The Bible has a word for this wealth and freedom that is found in the Father’s house. It is called “blessedness". The Psalms use it constantly to describe the life of the man who walks in the way of the Lord, who abides in God’s commandments, who knows God’s ways, etc. Our Lord uses the word in the the Gospels to describe the person who has found their life already in this world immersed in the depths of the Kingdom of God. Blessed.
Great Lent is our opportunity to wake up from the Great Lie. Repentance is the possibility of returning to the Father’s house, not as slaves and servants, but as sons. As the Fathers of the Church never tire of saying, “Christ became what we are so that we can become what he is.” Does that sound like poverty? "God became man so that man can become God.” Does that sound like enslavement? Let us, this Lenten season, see the word of the evil one for what it is: a lie to lure us away from the life of blessedness into a slow dying of corruption leading to death. Let us who have become prodigal return home to blessedness. But also, let us who have stayed at home in the Father’s house only out of a sense of duty discover the blessedness that was always everywhere around us. “All that I have is yours.”

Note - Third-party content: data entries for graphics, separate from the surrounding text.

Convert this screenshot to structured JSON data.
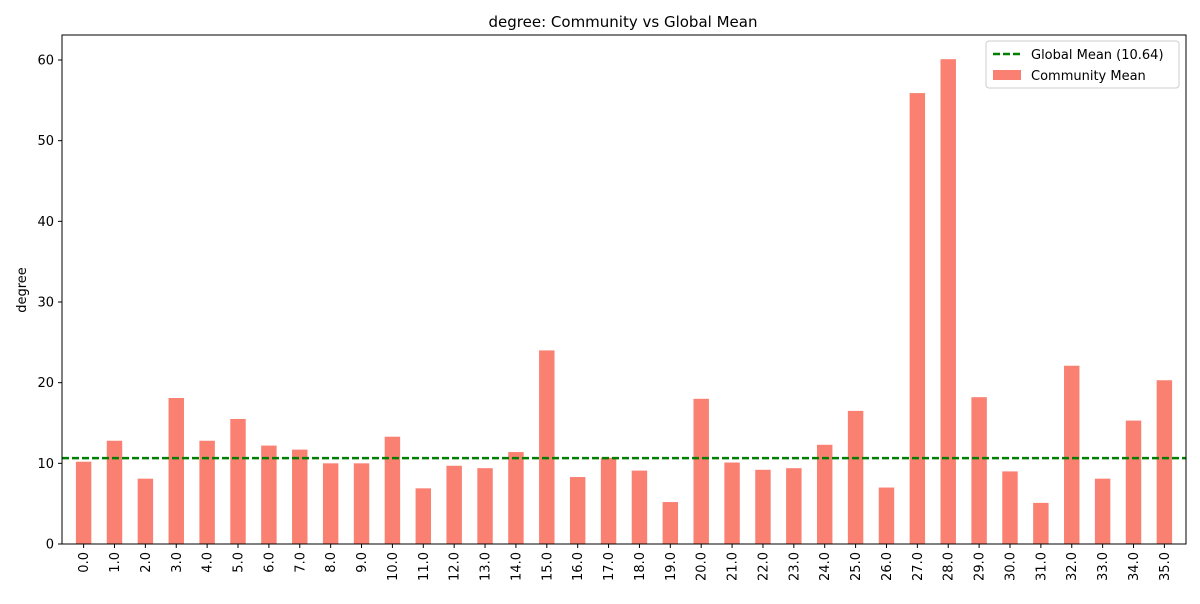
{
  "chart_data": {
    "type": "bar",
    "title": "degree: Community vs Global Mean",
    "xlabel": "",
    "ylabel": "degree",
    "ylim": [
      0,
      63.1
    ],
    "yticks": [
      0,
      10,
      20,
      30,
      40,
      50,
      60
    ],
    "grid": false,
    "legend_position": "top-right",
    "categories": [
      "0.0",
      "1.0",
      "2.0",
      "3.0",
      "4.0",
      "5.0",
      "6.0",
      "7.0",
      "8.0",
      "9.0",
      "10.0",
      "11.0",
      "12.0",
      "13.0",
      "14.0",
      "15.0",
      "16.0",
      "17.0",
      "18.0",
      "19.0",
      "20.0",
      "21.0",
      "22.0",
      "23.0",
      "24.0",
      "25.0",
      "26.0",
      "27.0",
      "28.0",
      "29.0",
      "30.0",
      "31.0",
      "32.0",
      "33.0",
      "34.0",
      "35.0"
    ],
    "series": [
      {
        "name": "Community Mean",
        "color": "#fa8072",
        "values": [
          10.2,
          12.8,
          8.1,
          18.1,
          12.8,
          15.5,
          12.2,
          11.7,
          10.0,
          10.0,
          13.3,
          6.9,
          9.7,
          9.4,
          11.4,
          24.0,
          8.3,
          10.7,
          9.1,
          5.2,
          18.0,
          10.1,
          9.2,
          9.4,
          12.3,
          16.5,
          7.0,
          55.9,
          60.1,
          18.2,
          9.0,
          5.1,
          22.1,
          8.1,
          15.3,
          20.3
        ]
      }
    ],
    "reference_line": {
      "name": "Global Mean (10.64)",
      "value": 10.64,
      "color": "#008000",
      "style": "dashed"
    }
  }
}
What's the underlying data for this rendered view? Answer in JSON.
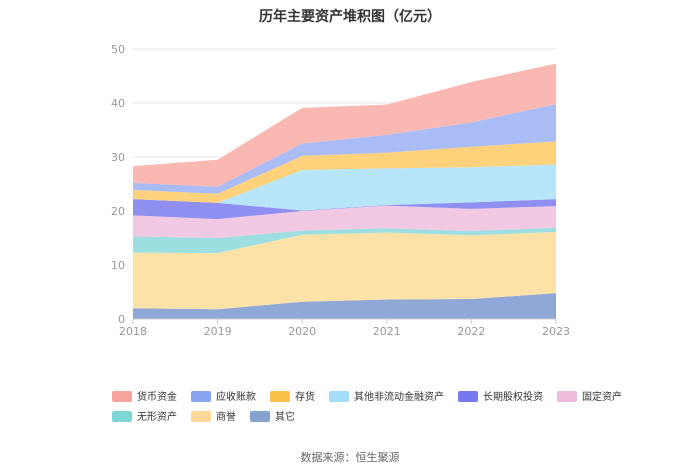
{
  "chart_data": {
    "type": "area",
    "stacked": true,
    "title": "历年主要资产堆积图（亿元）",
    "x": [
      "2018",
      "2019",
      "2020",
      "2021",
      "2022",
      "2023"
    ],
    "yticks": [
      "0",
      "10",
      "20",
      "30",
      "40",
      "50"
    ],
    "ylim": [
      0,
      50
    ],
    "grid": true,
    "legend_position": "bottom",
    "series": [
      {
        "name": "其它",
        "color": "#8fa8d6",
        "values": [
          2.0,
          1.8,
          3.2,
          3.6,
          3.7,
          4.8
        ]
      },
      {
        "name": "商誉",
        "color": "#fde2a8",
        "values": [
          10.3,
          10.4,
          12.4,
          12.4,
          11.8,
          11.3
        ]
      },
      {
        "name": "无形资产",
        "color": "#9ddfe0",
        "values": [
          3.0,
          2.8,
          0.8,
          0.8,
          0.8,
          0.8
        ]
      },
      {
        "name": "固定资产",
        "color": "#f2c9e2",
        "values": [
          3.9,
          3.5,
          3.6,
          4.2,
          4.1,
          4.0
        ]
      },
      {
        "name": "长期股权投资",
        "color": "#8f8ff2",
        "values": [
          3.0,
          3.0,
          0.1,
          0.1,
          1.2,
          1.3
        ]
      },
      {
        "name": "其他非流动金融资产",
        "color": "#b7e6fb",
        "values": [
          0.0,
          0.0,
          7.5,
          6.8,
          6.5,
          6.4
        ]
      },
      {
        "name": "存货",
        "color": "#fdd27a",
        "values": [
          1.7,
          1.7,
          2.6,
          2.9,
          3.8,
          4.3
        ]
      },
      {
        "name": "应收账款",
        "color": "#a9bcf5",
        "values": [
          1.3,
          1.3,
          2.3,
          3.3,
          4.5,
          6.9
        ]
      },
      {
        "name": "货币资金",
        "color": "#f9b8b2",
        "values": [
          3.1,
          5.0,
          6.6,
          5.6,
          7.5,
          7.5
        ]
      }
    ],
    "legend_order": [
      "货币资金",
      "应收账款",
      "存货",
      "其他非流动金融资产",
      "长期股权投资",
      "固定资产",
      "无形资产",
      "商誉",
      "其它"
    ]
  },
  "legend_colors": {
    "货币资金": "#f4a29c",
    "应收账款": "#8aa3ef",
    "存货": "#fcc14a",
    "其他非流动金融资产": "#a2dcf7",
    "长期股权投资": "#7777ee",
    "固定资产": "#eebcdb",
    "无形资产": "#7fd6d6",
    "商誉": "#fdd89a",
    "其它": "#86a2d0"
  },
  "source": "数据来源：恒生聚源"
}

With love in Christ, Fr John
“Give me a word!”
Repentance is the renewal of baptism. Repentance is a contract with God for a second life. A penitent is a buyer of humility. Repentance is constant distrust of bodily comfort. Repentance is self- condemning reflection, and carefree self-care. Repentance is the daughter of hope and the renunciation of despair.
+St John Climacus
This life has been given to you for repentance; do not waste it in vain pursuits.
+St Isaac the Syrian
The first stage of grief resembles the return of the prodigal son. For this reason it fills the mourner with dejection and leads him to employ these very words, 'Father, I have sinned against heaven and before Thee, and am no more worthy to be called Thy son. But the consummation of grief resembles the moment when the heavenly Father runs out to meet him and embraces him. And when the son finds himself accepted with such inexpressible compassion and on account of it is filled with great joy and boldness, he receives the Father's embrace and embraces Him in return. Then, entering into the Father's house, he shares together in the feast of divine felicity.